How do I begin this?
First, you do have to contact me (by email, text, phone) and share a bit about what you need help with. Then we will chat about your struggles and goals for counseling. If we both agree and it seems like we would work well together we schedule an appointment (either online or face-to-face) ASAP. If you are in need of different services I will do my best to give you a referral that will be a better match for your needs.
How long will it take to feel better?
Typically, clients reported feeling less disruptive symptoms in about 1-3 months with hard work (actually doing homework and implementing changes). I do give assessments to track progress so you get proof of your awesome progression.
What happens during the first session?
The first session we go over some paper work (consent forms, intake packet, symptom tracker) and then get right to it. Watch the video below to learn more.
What to expect after day 1?
Every session I ask what the things are that resonated the most with you (so you can reflect on the main ideas we discussed). I do recommend keeping a journal or notepad to reflect on these ideas. Then I usually give you a bridge assignment, AKA: homework or “food for thought” for you to work on while you’re not in my office (where real life happens).

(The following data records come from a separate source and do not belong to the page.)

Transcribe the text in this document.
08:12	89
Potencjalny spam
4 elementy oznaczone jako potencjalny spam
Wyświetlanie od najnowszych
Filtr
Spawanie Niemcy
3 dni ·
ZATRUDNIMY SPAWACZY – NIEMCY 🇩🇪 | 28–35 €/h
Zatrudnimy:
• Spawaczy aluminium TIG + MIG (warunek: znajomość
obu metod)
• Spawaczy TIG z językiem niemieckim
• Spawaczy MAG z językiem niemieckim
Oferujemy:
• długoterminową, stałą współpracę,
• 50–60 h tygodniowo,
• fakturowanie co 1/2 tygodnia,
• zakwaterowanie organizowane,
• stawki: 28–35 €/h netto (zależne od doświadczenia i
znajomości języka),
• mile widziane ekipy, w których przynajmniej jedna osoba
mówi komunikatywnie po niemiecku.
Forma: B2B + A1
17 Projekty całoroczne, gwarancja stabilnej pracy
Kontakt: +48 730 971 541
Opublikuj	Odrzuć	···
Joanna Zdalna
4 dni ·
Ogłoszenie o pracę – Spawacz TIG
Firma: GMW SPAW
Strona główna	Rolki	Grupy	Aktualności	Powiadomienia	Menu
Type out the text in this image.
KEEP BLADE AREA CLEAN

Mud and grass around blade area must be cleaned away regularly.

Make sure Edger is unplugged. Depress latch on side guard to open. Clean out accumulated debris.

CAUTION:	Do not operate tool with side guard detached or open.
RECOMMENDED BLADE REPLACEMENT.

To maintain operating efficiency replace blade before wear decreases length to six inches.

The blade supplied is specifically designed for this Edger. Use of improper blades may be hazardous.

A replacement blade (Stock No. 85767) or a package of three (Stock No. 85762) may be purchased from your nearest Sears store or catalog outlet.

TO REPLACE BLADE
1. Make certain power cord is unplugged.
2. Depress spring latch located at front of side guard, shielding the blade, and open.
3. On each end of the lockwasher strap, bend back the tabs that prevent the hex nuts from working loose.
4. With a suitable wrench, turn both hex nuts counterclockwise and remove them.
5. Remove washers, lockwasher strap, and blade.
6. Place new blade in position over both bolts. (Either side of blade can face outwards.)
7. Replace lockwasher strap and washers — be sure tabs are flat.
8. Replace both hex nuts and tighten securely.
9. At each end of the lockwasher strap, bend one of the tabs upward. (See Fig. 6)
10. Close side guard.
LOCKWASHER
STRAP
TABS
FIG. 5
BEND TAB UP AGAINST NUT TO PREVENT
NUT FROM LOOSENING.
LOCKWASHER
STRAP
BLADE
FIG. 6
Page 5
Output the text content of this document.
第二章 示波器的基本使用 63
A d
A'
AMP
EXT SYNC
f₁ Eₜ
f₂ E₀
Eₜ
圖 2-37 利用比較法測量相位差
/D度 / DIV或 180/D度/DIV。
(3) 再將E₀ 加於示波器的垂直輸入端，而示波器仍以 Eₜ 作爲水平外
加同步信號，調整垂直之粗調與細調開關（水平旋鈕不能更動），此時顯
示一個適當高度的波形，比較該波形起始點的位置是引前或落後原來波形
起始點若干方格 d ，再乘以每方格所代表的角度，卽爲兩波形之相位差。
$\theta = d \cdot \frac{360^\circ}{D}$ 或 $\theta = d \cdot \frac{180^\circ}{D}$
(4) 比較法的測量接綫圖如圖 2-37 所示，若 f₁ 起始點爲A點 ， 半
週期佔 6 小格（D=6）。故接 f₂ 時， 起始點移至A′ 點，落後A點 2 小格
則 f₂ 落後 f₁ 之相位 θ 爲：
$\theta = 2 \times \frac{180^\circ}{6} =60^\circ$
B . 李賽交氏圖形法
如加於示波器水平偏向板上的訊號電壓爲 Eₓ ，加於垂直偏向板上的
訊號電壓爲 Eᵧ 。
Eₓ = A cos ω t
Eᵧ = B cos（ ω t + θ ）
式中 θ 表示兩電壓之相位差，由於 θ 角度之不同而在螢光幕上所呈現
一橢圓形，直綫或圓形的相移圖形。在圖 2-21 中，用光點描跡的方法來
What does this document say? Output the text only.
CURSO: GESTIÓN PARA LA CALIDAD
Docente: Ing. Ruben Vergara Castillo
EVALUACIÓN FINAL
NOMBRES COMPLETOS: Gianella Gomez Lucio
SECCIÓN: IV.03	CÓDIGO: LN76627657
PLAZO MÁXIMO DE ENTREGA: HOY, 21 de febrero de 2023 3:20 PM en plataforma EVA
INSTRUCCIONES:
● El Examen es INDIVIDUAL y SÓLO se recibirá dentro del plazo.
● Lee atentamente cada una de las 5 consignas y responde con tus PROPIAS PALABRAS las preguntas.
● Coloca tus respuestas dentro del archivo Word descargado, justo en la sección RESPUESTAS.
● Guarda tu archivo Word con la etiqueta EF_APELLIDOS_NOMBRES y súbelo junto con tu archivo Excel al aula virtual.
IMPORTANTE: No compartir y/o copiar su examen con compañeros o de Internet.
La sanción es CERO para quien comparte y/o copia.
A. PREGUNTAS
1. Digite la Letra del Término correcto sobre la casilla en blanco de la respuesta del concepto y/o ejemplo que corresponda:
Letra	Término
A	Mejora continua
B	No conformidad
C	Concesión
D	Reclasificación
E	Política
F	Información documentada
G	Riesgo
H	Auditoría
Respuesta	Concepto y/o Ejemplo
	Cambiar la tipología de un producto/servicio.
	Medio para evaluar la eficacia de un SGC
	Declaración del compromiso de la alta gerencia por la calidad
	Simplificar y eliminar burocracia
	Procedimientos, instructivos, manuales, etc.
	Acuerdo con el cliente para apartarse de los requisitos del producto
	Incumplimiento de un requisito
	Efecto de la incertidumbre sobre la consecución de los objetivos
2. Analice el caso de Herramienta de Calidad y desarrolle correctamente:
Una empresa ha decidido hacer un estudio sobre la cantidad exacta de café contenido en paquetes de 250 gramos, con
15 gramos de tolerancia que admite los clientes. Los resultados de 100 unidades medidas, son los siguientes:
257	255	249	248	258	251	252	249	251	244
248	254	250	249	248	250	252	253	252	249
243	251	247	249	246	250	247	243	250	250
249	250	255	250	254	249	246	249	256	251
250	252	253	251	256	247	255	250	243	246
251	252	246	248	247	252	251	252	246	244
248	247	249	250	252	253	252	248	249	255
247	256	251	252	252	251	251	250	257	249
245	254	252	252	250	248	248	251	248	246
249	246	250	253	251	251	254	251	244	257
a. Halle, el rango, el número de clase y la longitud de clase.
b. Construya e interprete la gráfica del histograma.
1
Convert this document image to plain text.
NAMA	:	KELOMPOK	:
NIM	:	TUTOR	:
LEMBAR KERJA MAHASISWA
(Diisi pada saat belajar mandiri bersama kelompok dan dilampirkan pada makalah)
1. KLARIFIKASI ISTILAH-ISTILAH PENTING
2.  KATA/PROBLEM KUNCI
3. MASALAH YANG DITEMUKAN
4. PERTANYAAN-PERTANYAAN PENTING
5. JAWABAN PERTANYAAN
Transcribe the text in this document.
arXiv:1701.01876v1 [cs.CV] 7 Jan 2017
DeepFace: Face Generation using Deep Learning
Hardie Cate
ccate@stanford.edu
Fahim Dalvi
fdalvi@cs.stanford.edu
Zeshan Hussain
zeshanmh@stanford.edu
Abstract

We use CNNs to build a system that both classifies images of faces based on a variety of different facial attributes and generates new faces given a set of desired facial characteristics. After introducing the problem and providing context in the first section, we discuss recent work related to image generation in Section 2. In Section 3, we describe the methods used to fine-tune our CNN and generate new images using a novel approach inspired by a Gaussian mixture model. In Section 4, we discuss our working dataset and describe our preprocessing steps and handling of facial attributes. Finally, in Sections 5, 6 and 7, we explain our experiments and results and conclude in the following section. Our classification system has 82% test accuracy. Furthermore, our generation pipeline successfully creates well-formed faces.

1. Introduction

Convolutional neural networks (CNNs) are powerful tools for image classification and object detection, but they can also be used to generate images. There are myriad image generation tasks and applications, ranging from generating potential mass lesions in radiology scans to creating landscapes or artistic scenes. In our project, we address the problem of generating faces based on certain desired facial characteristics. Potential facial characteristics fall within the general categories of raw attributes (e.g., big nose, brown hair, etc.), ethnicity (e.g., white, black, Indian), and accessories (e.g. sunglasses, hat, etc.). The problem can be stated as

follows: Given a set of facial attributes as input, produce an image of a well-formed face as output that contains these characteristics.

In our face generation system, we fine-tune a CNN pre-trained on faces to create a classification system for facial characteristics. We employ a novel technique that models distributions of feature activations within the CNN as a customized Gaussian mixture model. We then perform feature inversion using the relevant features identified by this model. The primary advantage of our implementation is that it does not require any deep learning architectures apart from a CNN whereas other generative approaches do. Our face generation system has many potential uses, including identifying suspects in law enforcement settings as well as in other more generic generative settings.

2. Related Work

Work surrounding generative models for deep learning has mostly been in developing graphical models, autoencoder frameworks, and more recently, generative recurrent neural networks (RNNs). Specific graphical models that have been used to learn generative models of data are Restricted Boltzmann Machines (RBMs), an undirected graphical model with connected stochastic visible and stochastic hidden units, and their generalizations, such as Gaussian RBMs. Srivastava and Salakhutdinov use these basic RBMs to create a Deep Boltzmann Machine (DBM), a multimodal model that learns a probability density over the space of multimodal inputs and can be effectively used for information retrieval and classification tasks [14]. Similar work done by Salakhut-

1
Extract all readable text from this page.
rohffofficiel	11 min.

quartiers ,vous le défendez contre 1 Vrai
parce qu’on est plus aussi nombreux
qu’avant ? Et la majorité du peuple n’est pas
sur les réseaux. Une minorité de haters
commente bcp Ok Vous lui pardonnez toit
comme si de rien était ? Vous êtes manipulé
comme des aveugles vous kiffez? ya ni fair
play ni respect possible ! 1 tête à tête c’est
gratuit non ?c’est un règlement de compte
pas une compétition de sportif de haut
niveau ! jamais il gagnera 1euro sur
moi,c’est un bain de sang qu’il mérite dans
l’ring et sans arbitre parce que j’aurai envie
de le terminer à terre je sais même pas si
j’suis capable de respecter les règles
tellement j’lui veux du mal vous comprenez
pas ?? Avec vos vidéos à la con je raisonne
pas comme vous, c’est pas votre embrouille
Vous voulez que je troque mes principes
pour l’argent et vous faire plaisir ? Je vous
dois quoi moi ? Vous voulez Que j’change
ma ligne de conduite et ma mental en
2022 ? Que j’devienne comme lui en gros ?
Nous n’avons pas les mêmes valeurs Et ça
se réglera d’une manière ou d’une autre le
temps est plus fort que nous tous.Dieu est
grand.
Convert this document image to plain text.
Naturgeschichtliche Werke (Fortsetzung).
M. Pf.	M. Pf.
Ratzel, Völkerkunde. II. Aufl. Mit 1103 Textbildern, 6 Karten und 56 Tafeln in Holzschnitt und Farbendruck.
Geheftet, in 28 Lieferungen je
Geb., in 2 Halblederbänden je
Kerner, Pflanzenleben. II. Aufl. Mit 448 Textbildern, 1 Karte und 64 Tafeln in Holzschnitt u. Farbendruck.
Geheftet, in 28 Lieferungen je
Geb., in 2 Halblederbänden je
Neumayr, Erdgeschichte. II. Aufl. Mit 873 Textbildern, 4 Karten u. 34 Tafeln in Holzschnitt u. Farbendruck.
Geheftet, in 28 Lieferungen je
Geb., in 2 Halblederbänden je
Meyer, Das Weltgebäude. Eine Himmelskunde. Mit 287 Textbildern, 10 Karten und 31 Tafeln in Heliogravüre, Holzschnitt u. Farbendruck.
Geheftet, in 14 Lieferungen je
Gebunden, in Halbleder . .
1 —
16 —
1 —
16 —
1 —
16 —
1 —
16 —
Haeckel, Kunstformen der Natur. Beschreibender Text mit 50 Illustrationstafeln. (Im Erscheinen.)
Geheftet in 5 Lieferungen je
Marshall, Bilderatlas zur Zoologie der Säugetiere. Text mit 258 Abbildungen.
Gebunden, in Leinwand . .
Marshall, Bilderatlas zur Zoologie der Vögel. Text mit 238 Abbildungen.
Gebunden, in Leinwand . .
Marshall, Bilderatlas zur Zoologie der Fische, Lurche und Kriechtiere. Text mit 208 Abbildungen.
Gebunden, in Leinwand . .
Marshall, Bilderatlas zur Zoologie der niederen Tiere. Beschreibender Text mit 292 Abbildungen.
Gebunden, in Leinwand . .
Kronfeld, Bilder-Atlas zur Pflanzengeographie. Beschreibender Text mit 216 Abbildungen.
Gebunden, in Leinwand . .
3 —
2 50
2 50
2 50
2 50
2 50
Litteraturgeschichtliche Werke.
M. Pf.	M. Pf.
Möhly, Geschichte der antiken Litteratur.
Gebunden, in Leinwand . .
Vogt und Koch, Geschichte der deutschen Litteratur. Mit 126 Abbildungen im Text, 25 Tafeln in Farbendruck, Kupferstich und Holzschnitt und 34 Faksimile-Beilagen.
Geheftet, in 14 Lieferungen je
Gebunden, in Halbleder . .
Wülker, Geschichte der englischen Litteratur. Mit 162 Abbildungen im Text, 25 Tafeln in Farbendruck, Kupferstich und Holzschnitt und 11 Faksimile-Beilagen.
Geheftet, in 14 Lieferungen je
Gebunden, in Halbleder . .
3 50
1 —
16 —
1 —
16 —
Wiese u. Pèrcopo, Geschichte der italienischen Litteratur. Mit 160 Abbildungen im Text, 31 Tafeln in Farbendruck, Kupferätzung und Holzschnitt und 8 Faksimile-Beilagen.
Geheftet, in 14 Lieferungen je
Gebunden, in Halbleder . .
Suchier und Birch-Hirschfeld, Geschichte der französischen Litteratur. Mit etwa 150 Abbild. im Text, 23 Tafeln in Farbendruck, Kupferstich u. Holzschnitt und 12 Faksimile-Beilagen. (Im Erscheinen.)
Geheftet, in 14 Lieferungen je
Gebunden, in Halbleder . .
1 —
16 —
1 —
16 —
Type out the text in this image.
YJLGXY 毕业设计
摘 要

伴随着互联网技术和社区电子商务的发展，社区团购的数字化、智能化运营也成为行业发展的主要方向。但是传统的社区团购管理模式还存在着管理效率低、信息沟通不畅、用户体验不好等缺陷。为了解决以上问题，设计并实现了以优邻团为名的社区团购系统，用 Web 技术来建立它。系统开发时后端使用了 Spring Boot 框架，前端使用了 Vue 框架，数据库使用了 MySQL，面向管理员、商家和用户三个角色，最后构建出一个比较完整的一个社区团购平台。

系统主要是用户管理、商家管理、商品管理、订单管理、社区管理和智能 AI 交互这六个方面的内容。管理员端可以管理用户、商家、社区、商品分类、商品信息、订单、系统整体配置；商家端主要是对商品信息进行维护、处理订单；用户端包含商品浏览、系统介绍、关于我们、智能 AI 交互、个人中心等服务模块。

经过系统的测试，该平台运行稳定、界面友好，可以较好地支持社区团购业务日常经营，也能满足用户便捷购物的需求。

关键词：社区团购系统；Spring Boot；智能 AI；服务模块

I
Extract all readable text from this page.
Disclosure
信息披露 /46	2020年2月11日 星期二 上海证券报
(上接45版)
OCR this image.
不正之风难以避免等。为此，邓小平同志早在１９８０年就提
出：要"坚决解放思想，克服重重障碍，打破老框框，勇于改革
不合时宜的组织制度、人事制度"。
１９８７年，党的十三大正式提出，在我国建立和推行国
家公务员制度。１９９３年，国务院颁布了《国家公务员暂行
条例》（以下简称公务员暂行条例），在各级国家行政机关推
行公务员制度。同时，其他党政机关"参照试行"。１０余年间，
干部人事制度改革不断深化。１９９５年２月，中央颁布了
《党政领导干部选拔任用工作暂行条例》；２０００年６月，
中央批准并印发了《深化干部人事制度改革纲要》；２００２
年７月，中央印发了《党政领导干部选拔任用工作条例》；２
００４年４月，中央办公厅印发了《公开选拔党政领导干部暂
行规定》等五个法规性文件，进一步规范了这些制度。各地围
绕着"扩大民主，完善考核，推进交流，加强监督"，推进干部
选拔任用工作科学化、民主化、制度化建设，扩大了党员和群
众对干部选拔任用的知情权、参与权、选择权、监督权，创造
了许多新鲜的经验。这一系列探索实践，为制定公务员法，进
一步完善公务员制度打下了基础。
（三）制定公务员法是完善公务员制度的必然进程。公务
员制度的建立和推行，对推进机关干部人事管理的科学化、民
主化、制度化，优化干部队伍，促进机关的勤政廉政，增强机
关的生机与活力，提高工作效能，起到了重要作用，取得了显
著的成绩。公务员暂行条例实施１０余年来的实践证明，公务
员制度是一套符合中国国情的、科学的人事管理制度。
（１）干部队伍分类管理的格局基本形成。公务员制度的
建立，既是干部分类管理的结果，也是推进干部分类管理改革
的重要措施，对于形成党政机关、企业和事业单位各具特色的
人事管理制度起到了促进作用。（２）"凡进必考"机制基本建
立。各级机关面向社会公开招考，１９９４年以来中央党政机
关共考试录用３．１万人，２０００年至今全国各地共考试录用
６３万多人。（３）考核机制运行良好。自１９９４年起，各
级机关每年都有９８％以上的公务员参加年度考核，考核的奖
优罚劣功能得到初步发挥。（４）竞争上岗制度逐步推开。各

How does private pay work?
I am private pay meaning I do not bill insurance companies directly. I can offer you a “superbill” that you can send into your insurance company for possible reimbursement.
Some of the benefits of not using insurance are:
- More confidentiality – Your employer, doctors, or other healthcare providers do not have access to your personal information or diagnosis (unless you give permission). When you choose to receive a “superbill” to submit for insurance I have to include a diagnosis code and dates of service in order for them to consider reimbursement, which does share some personal information.
- No diagnosis required – A diagnosis does not have to be given to justify you being in therapy. For instance, if you are trying to get a security clearance or into the military, private pay does not have to disclose a diagnosis for you.
- Insurance company does not dictate terms of treatment – Length of treatment and type of treatment is not dictated by insurance companies which gives us the freedom for individual healing based on your specific needs.
Things to consider if you want to use your insurance:
- Do you have a deductible, and if so, what is it?
- What is your out-of-network mental health coverage?
- Does the therapist on your insurance panel specialize/have training in what you are struggling with?